DOLLAR: The Dollar is a touch higher today but it took supportive dialogue on the status of the Greenback from the Fed Chairman, the US Treasury Secretary and the US President to boost the Dollar. We think that the flap over a world currency and the marginalizing of the Dollar is now passing and that the trade is already picking up on the news that the Euro zone is not going to expand its spending/stimulus efforts. With the US President calling for aggressive global stimulus efforts overnight and the Saudi’s overnight announcing an infrastructure spending program, the news that the ECB is going to become conservative with spending might give the Dollar a fresh leg up. However, one should note that the Dollar fell sharply last week in the wake of the initial announcement of Treasury’s buying intentions and with the US Treasury actually expected to begin the buying later today, that could temporarily spoil the early upward bias in the Dollar. One might note that the June Dollar index has managed to forge a pattern of higher highs over the past 3 1/2 trading sessions and therefore one could suggest that the Dollar has a slightly positive technical bias into the opening today. However, in order for the Dollar to take advantage of a slightly bullish bias early this morning, might require something better than expected from the scheduled US number flow this morning.
EURO: With another new low for the move overnight in the Euro, ECB numbers depicting residual weakness and the Euro zone suggesting they will not be coming forth with fresh spending efforts, one sees justification for the argument that the ECB is going to remain behind the easing curve. In fact, the action in the currency and fundamental news from the Euro zone seems to point to the argument that in an eventual global recovery, the Euro zone economy will simply lag behind the others. Therefore, we assume a pattern of lower highs and lower lows on the June Euro chart, with initial downside targeting seen at 134.10 today.

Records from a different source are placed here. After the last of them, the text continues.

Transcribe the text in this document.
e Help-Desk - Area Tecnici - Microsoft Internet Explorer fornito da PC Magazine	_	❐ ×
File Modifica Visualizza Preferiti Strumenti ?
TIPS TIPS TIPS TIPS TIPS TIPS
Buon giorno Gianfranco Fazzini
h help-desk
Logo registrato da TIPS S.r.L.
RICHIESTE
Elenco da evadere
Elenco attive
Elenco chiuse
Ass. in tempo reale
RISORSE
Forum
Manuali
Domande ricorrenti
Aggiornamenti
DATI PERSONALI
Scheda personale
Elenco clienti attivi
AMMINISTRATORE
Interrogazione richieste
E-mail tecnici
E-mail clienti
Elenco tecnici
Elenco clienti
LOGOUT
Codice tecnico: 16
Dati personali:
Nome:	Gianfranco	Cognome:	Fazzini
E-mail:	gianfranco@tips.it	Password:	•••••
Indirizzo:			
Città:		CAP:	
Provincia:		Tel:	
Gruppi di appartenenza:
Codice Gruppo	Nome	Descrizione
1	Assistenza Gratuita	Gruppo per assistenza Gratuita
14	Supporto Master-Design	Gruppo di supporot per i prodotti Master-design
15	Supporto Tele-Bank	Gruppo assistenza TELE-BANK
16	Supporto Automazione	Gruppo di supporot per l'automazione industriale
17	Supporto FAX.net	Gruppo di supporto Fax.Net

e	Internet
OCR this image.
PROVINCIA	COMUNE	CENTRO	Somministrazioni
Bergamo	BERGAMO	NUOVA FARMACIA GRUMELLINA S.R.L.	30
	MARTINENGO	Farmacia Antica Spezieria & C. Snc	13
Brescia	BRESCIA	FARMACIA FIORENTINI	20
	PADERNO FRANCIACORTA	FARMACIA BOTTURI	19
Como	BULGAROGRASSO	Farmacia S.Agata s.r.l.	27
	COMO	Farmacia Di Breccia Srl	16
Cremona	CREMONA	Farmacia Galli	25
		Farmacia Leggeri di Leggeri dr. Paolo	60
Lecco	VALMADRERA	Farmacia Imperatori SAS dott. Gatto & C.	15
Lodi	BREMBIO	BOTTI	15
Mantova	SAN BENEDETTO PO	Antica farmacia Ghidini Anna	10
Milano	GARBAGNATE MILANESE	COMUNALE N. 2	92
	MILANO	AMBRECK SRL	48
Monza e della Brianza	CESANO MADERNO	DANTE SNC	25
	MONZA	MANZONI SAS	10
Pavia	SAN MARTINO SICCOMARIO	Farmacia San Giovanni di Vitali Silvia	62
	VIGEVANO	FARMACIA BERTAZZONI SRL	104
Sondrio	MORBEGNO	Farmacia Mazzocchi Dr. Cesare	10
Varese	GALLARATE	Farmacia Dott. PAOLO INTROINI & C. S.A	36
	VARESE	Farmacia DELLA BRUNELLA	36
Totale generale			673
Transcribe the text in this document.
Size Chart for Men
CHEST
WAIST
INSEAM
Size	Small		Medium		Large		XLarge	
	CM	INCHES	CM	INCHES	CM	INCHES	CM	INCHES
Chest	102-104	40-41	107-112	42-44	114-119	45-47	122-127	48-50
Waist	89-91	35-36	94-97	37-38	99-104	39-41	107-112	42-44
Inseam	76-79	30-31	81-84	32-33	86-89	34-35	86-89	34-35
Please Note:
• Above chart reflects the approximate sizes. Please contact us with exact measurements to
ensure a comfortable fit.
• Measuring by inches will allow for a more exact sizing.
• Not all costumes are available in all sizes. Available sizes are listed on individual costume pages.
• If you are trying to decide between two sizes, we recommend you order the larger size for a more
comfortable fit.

YEN: While the Yen was showing signs of recovering in the early action, we are not sure that the market has the fundamental setup to completely throw off the general downward bias on the Yen charts. In fact, the US continues to ineffectively muddle through the process of change and is working feverishly to elicit recovery but efforts from Japanese officials just don’t seem to garner much respect in the marketplace. We think the Yen started the current slide in the face of the US Treasury buy back announcement last week and now that the US is set to actually start the process, that should bring about even more pressure on the Yen. Near term downside targeting in the June Yen is seen at 101.34.
SWISS: The Swiss continues to forge a pattern of lower highs on the charts and in general the Swiss seems to have a trading interest in the lower end of the last four trading sessions. In order to throw off the downward bias in the Swiss probably requires overtly weak and very discouraging US data this morning and perhaps even a lackluster interest in a 5 year Note auction, otherwise we assume the trend is down in the Swiss.
POUND: The Pound might have gotten slightly ahead of itself and to rekindle the upward pattern on the charts might require something very positive from the US numbers and or a very favorable reaction to the US auctions or to the US buyback program that is expected later in the trading session today. In short, one has to respect the Pound’s strength in March, but to effectively put the Pound into a fresh upside breakout, things have to become even more positive for global equity prices in the wake of the US events today. It would not be a good sign to see the June Pound fall back below the 145.15 level before the close today.
CANADIAN DOLLAR: The Canadian clearly seems to have met some solid resistance on the charts up at 82.03 and given the weak initial action today, the bear camp would seem to have a slight early edge. Like the Pound, the Canadian needs to see some distinctly positive action in the equity markets again or the Canadian will have to see some distinctly up beat action from the US Treasury buyback effort. For today, the bear camp has the edge, unless developments today provide some catalyst for change.